Siddon Tang, Chief Engineer at PingCAP and TiKV Project Lead

December 4, 2018

The TiKV team is proud to announce today that TiKV 2.1 is ready for General Availability (GA). TiKV is an open-source distributed transactional key-value store built in Rust.

Since its 2.0 release back in April 2018, TiKV became a member project of the Cloud Native Computing Foundation, so it can be an independent foundational building block for other systems.

TiKV is currently being adopted in production by hundreds of companies, often times together with TiDB, its stateless SQL layer companion, but also increasingly on its own to help users unify its data storage layer while exposing a key-value interface. It is currently serving millions of users in industries from banking, fintech, and insurance, to food delivery, ridesharing, and gaming. The largest cluster has more than 100 nodes storing 100+ TB of data.

The TiKV community is also thriving, with 39 new contributors since 2.0 and a newly open-sourced Redis implementation on top of TiKV called Titan, led by our friends at Meitu.

What’s exciting isn’t just the rate of adoption and community engagement, but also the multitude of real-world scenarios that TiKV is exposed to and must navigate with resilience and grace.
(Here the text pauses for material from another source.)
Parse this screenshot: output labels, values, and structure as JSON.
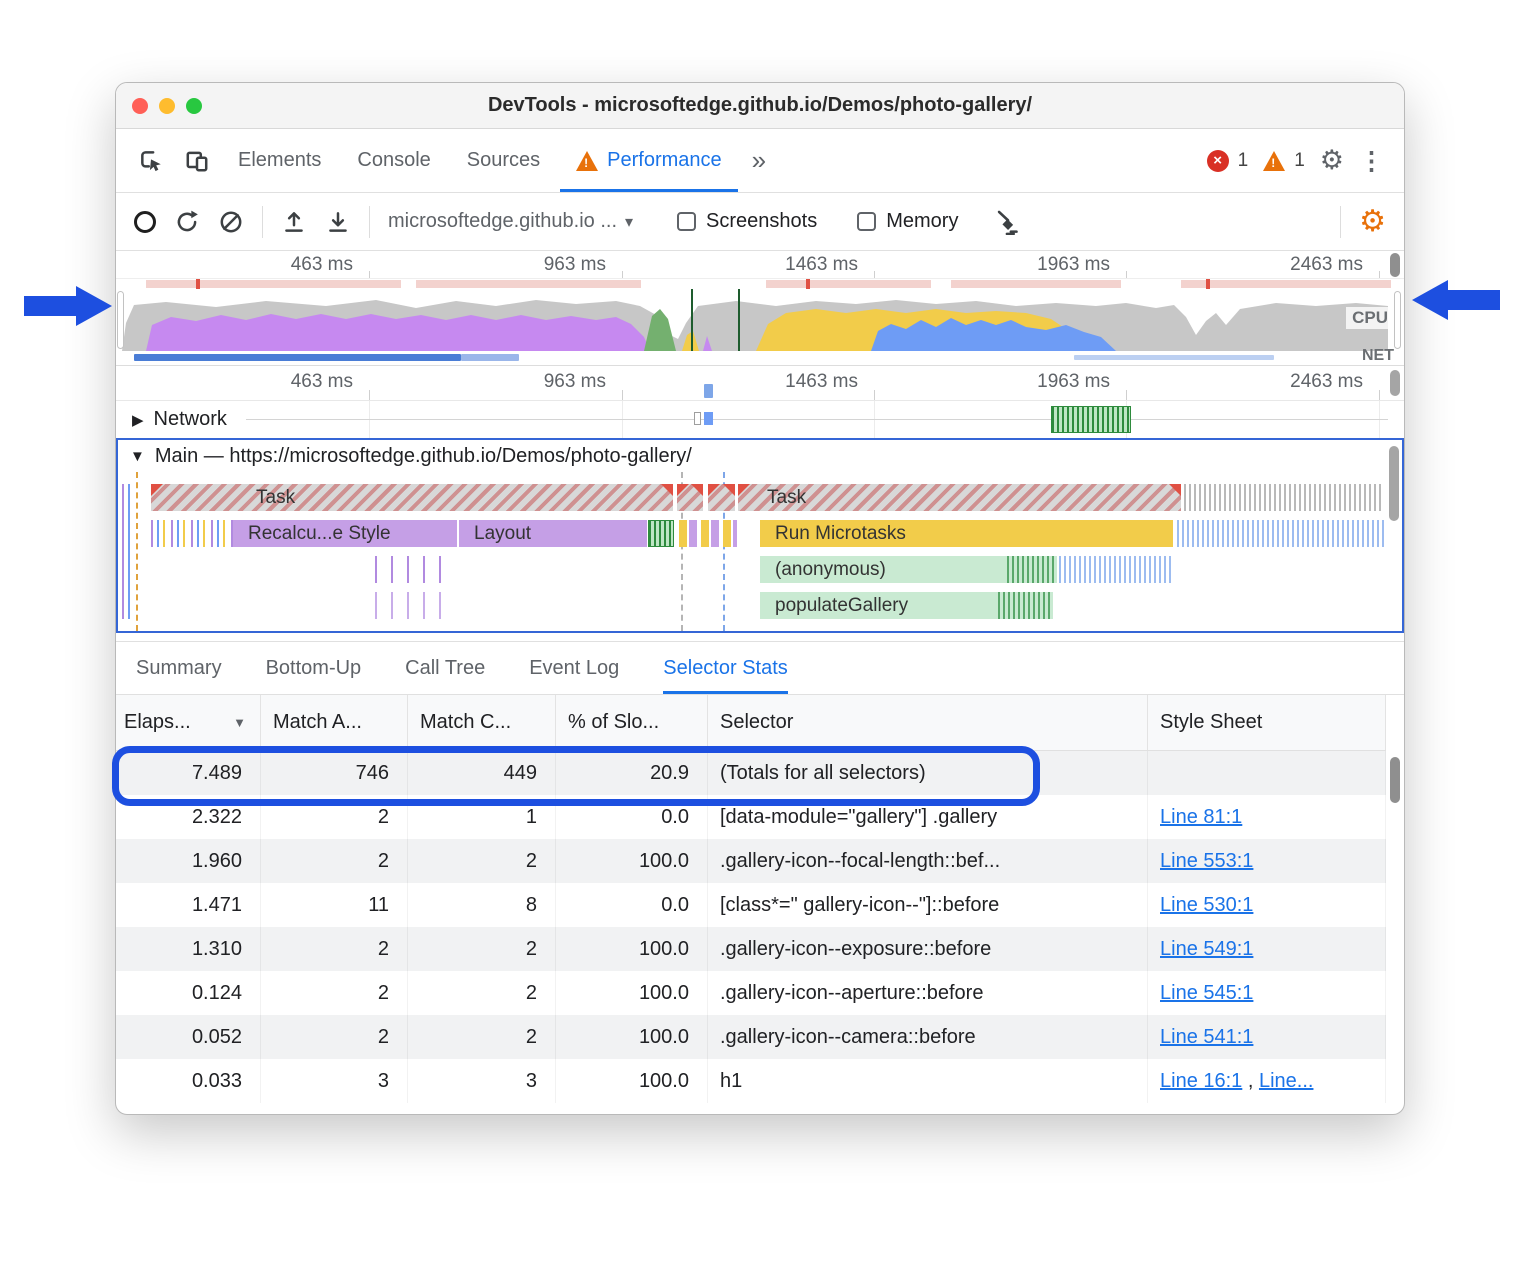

In the last few months, it has had to handle cross-data center disaster recovery, six-figure throughput requirement, massive traffic spike on Singles’ Day (one of the largest online shopping holidays in the world), hardware and network failures, and more.
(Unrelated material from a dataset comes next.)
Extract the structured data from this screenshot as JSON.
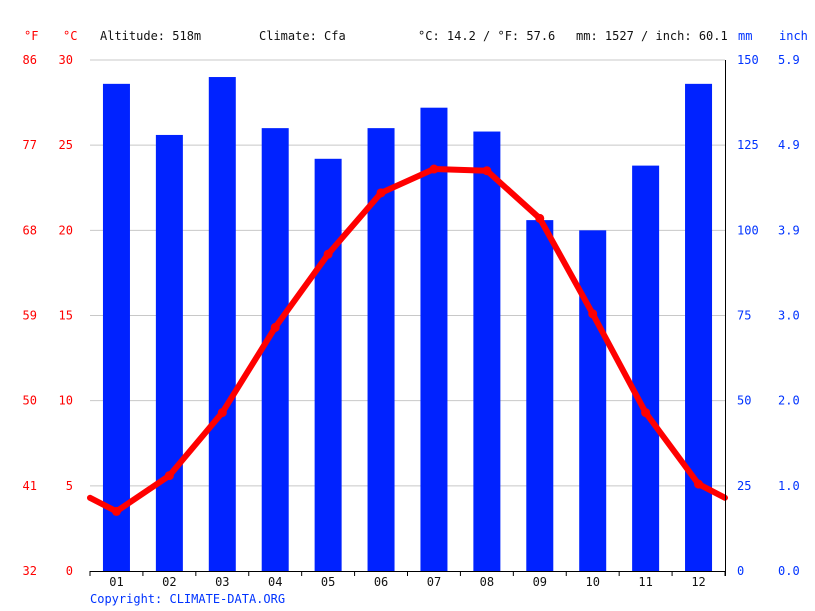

These experiences shaped what we built in 2.1, so TiKV, whether it’s used with TiDB or by itself, would always have your back and help you navigate the future and handle an unpredictable world.

What’s New in TiKV 2.1

There are many new features, improvements, and enhancements in 2.1. To check out the full list, please see the TiKV section of the official 2.1 GA release notes, but here are some major highlights:

New and Improved Raft

The Raft consensus protocol inside TiKV is at the core of how it ensures strong consistency and high availability of your data. Thus, constantly improving Raft has always been a high priority. In 2.1, we have incorporated three new Raft features:

  • PreVote – this feature pre-checks the likelihood of certain members of a Raft group becoming a Leader before voting takes place, which reduces performance fluctuation and improves stability when a TiKV node enters or returns to a cluster.

  • Learner – a Raft Learner node is a non-voting member of a Raft group. By adding a Learner first before other voting members are added, this feature improves data safety and availability, especially in a cross-data center deployment.
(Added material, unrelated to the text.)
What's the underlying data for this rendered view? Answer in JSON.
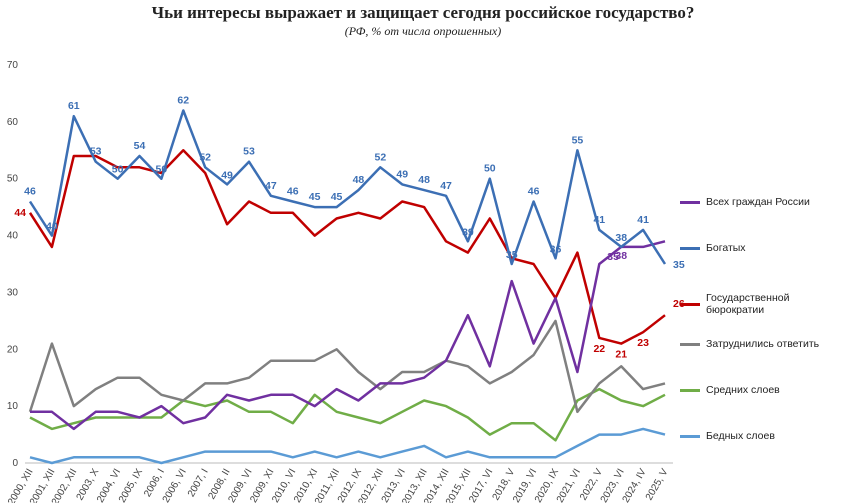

  • Region Merge – automatically merge many small regions into one larger region to reduce cost of cluster management, and improve overall performance and stability for large-scale clusters. Note: this feature is available in 2.1 but not enabled by default.

Hotspot Scheduling

Hotspot formation is one of the biggest enemies to a performant distributed database. It is also one of the most unpredictable – you never know when and how hotspots could form to create bottlenecks in your system.

Thus, in this new version we did a lot of work to make TiKV, working with the Placement Driver (PD), smarter at detecting hotspot formation more quickly by aggregating additional system metadata to be monitored continuously. We also further optimized its ability to execute hotspot scheduling policy – breaking up and distributing hotspots with more efficiency and lower system cost. Lastly, 2.1 also makes available an interface where users can manually break up Regions in specific TiKV nodes to remove hotspots, which can be useful in extreme situations where the system cannot respond quickly enough to remove hotspots automatically.

More Efficient Garbage Collection

In 2.1, we further optimized garbage collection (GC) in TiKV. The new optimization reduced GC’s affect on online write performance, while increasing the speed in storage recovery. Based on our internal testing, when deleting a 1TB table in 2.1, it takes about 10 seconds to recover 99% of the storage space.

Ode to Open Source

TiKV 2.1 simply would not be possible with the help and support of an increasingly vibrant open source community. We firmly believe that for TiKV to become a core infrastructure technology that can help its users handle an unpredictable world, the open source way is the only way forward to achieve that goal. And our community has more than validated our belief, with bug fixes, issue reports, and valuable contributions in every corner of this major release.

To encourage more community participation, we’ve made design documents for TiKV public with a transparent RFC process. If you are interested in contributing to TiKV, please see our contribution guide here.

We are forever grateful and indebted to our open source community for always fueling our spirit with your encouragement, critique, contribution, and patience. TiKV would not be what it is today without you. And we can’t wait to take it to new heights with you, together.